Senator William Ligon explained more about SB 167 in his Facebook update from last week: “Capitol Update: Feb. 25 – March 5″
Review of Action on SB 167 (Legislation to Withdraw from Common Core)
Prior to last week’s hearing on SB 167 before the Senate Education Committee, Sen. William Ligon (R-Brunswick) told members of the press that it was time to withdraw Georgia from its participation in the Common Core State Standards Initiative and the Partnership for Assessment of Readiness for College and Careers (PARCC).
The Common Core Georgia Performance Standards (CCGPS) were adopted on July 8, 2010 under Governor Sonny Perdue‚s administration as part of the state’s efforts to comply with the Federal Race to the Top (RTTT) grant. The Common Core represents the first attempt at nationalized curriculum standards in math and English language arts (ELA) for grades K – 12. The Partnership for Assessment of Readiness for College and Careers (PARCC) is responsible for the development of assessments that will be aligned to the Common Core.
“Though I am sure the previous administration had the best of intentions when deciding to apply for Race to the Top, the lack of accountability to the parents and taxpayers of this state is stunning,” said Sen. Ligon. “First of all, there has been no thorough cost analysis of what the unfunded mandates will cost Georgia’s taxpayers at either the state or the local level to implement and maintain the terms of the grant.”
“Secondly, allowing a consortium of states to work with non-profits and other unaccountable parties to develop our standards without open public oversight is untenable in a country of free people, especially considering that Georgia’s taxpayers support K-12 education with approximately $13 billion of hard-earned dollars every year,” Sen. Ligon explained. “Georgia needs to have a transparent, democratic process of developing curriculum standards and a means to ensure more direct accountability at the local level. Our educational system should not be accountable to Washington bureaucrats, but to the people of this state who pay the taxes and to the parents who have children in our public schools.”
Lending his voice of support to the effort, Lt. Governor Casey Cagle stated, “The most important task we face each Legislative Session is finding ways to strengthen and reform the education of Georgia’s children. I believe that Georgians know best how to educate our children, not Washington, D.C. bureaucrats. I look forward to working with Sen. Ligon on this important issue to ensure that we‚re able to continue making decisions about the education of our children right here in Georgia rather than having curriculum standards enforced from Washington, D.C.”
During the press conference and at the hearing, Sen. Ligon was joined by Dr. Sandra Stotsky, who served on the Common Core Validation Committee and as senior associate commissioner in the Massachusetts Department of Education; Ze‚ev Wurman, a visiting scholar at the Hoover Institution and former Senior Adviser at the Office of Planning, Evaluation and Policy Development in the U.S. Department of Education; Jane Robbins, a Harvard-trained attorney and Senior Fellow with the American Principles Project; and Dr. Jim Arnold, Superintendent of Pelham City Schools, GA.

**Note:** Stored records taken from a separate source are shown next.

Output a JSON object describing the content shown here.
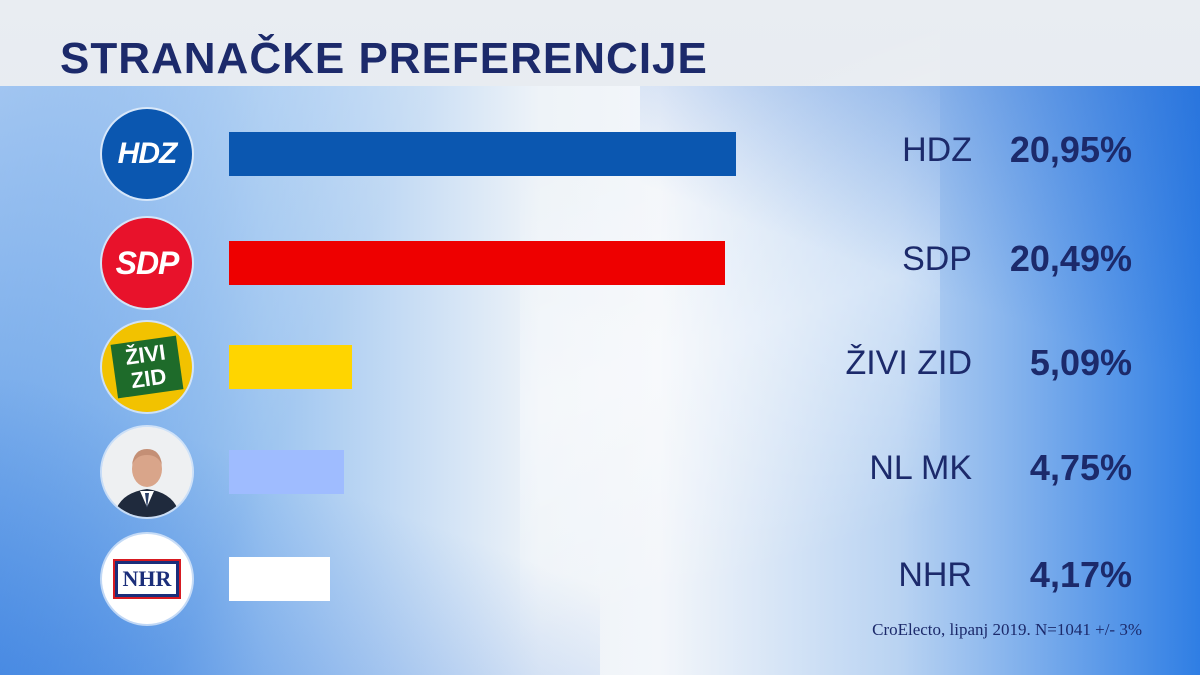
{
  "title": "STRANAČKE PREFERENCIJE",
  "source_note": "CroElecto, lipanj 2019. N=1041 +/- 3%",
  "colors": {
    "title": "#1c2a6b",
    "hdz": "#0b57b0",
    "sdp": "#ee0000",
    "zivi_zid": "#ffd500",
    "nl_mk": "#9fbcff",
    "nhr": "#ffffff"
  },
  "logos": {
    "hdz": "HDZ",
    "sdp": "SDP",
    "zivi_zid_line1": "ŽIVI",
    "zivi_zid_line2": "ZID",
    "nl_mk": "portrait-icon",
    "nhr": "NHR"
  },
  "chart_data": {
    "type": "bar",
    "orientation": "horizontal",
    "categories": [
      "HDZ",
      "SDP",
      "ŽIVI ZID",
      "NL MK",
      "NHR"
    ],
    "values": [
      20.95,
      20.49,
      5.09,
      4.75,
      4.17
    ],
    "value_labels": [
      "20,95%",
      "20,49%",
      "5,09%",
      "4,75%",
      "4,17%"
    ],
    "title": "STRANAČKE PREFERENCIJE",
    "xlabel": "",
    "ylabel": "",
    "grid": false,
    "legend": "none"
  }
}
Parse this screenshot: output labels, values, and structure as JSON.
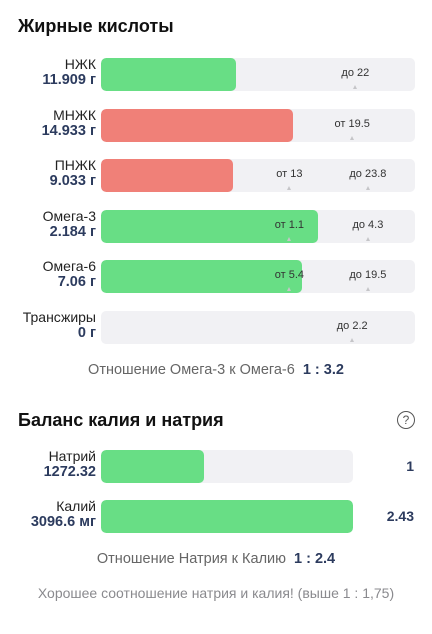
{
  "fatty_acids": {
    "title": "Жирные кислоты",
    "rows": [
      {
        "name": "НЖК",
        "value": "11.909 г",
        "color": "green",
        "fill": 0.43,
        "marks": [
          {
            "text": "до 22",
            "pos": 0.81
          }
        ]
      },
      {
        "name": "МНЖК",
        "value": "14.933 г",
        "color": "red",
        "fill": 0.61,
        "marks": [
          {
            "text": "от 19.5",
            "pos": 0.8
          }
        ]
      },
      {
        "name": "ПНЖК",
        "value": "9.033 г",
        "color": "red",
        "fill": 0.42,
        "marks": [
          {
            "text": "от 13",
            "pos": 0.6
          },
          {
            "text": "до 23.8",
            "pos": 0.85
          }
        ]
      },
      {
        "name": "Омега-3",
        "value": "2.184 г",
        "color": "green",
        "fill": 0.69,
        "marks": [
          {
            "text": "от 1.1",
            "pos": 0.6
          },
          {
            "text": "до 4.3",
            "pos": 0.85
          }
        ]
      },
      {
        "name": "Омега-6",
        "value": "7.06 г",
        "color": "green",
        "fill": 0.64,
        "marks": [
          {
            "text": "от 5.4",
            "pos": 0.6
          },
          {
            "text": "до 19.5",
            "pos": 0.85
          }
        ]
      },
      {
        "name": "Трансжиры",
        "value": "0 г",
        "color": "green",
        "fill": 0.0,
        "marks": [
          {
            "text": "до 2.2",
            "pos": 0.8
          }
        ]
      }
    ],
    "ratio_label": "Отношение Омега-3 к Омега-6",
    "ratio_value": "1 : 3.2"
  },
  "balance": {
    "title": "Баланс калия и натрия",
    "help_icon": "?",
    "rows": [
      {
        "name": "Натрий",
        "value": "1272.32",
        "color": "green",
        "fill": 0.41,
        "side": "1"
      },
      {
        "name": "Калий",
        "value": "3096.6 мг",
        "color": "green",
        "fill": 1.0,
        "side": "2.43"
      }
    ],
    "ratio_label": "Отношение Натрия к Калию",
    "ratio_value": "1 : 2.4",
    "note": "Хорошее соотношение натрия и калия! (выше 1 : 1,75)"
  }
}
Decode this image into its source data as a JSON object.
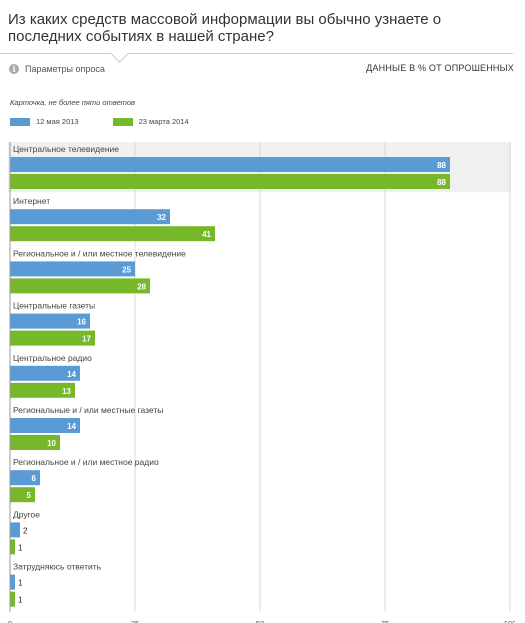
{
  "header": {
    "title": "Из каких средств массовой информации вы обычно узнаете о последних событиях в нашей стране?",
    "params_label": "Параметры опроса",
    "units_label": "ДАННЫЕ В % ОТ ОПРОШЕННЫХ",
    "note": "Карточка, не более пяти ответов"
  },
  "icons": {
    "info": "info-icon"
  },
  "colors": {
    "series1": "#5b9bd5",
    "series2": "#76b82a",
    "grid": "#d9d9d9",
    "band": "#f0f0f0"
  },
  "chart_data": {
    "type": "bar",
    "orientation": "horizontal",
    "categories": [
      "Центральное телевидение",
      "Интернет",
      "Региональное и / или местное телевидение",
      "Центральные газеты",
      "Центральное радио",
      "Региональные и / или местные газеты",
      "Региональное и / или местное радио",
      "Другое",
      "Затрудняюсь ответить"
    ],
    "series": [
      {
        "name": "12 мая 2013",
        "values": [
          88,
          32,
          25,
          16,
          14,
          14,
          6,
          2,
          1
        ]
      },
      {
        "name": "23 марта 2014",
        "values": [
          88,
          41,
          28,
          17,
          13,
          10,
          5,
          1,
          1
        ]
      }
    ],
    "xlim": [
      0,
      100
    ],
    "xticks": [
      0,
      25,
      50,
      75,
      100
    ],
    "grid": true,
    "legend": "top-left"
  }
}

In addition, a number of grassroots organizations, parents, citizens, and K-12 as well as collegiate educators offered testimony in support of SB 167 at the hearing which took place before a standing-room only crowd. Groups included organizations such as Concerned Women for America, Americans for Prosperity, American Principles Project, Georgia Conservatives in Action, Citizen Impact, the Conservative Leadership Coalition, the Georgia Republican Assembly, the Capitol Coalition of Conservative Leaders, among others.
Action has been deferred on the legislation due to the fact that time constraints and the dynamics of the Senate would prevent the bill from reaching the House this session even if it had passed the committee.
Sen. Ligon will take up the bill next January, as well as SB 203, the companion legislation to establish a transparent, democratic process for the adoption of curriculum standards.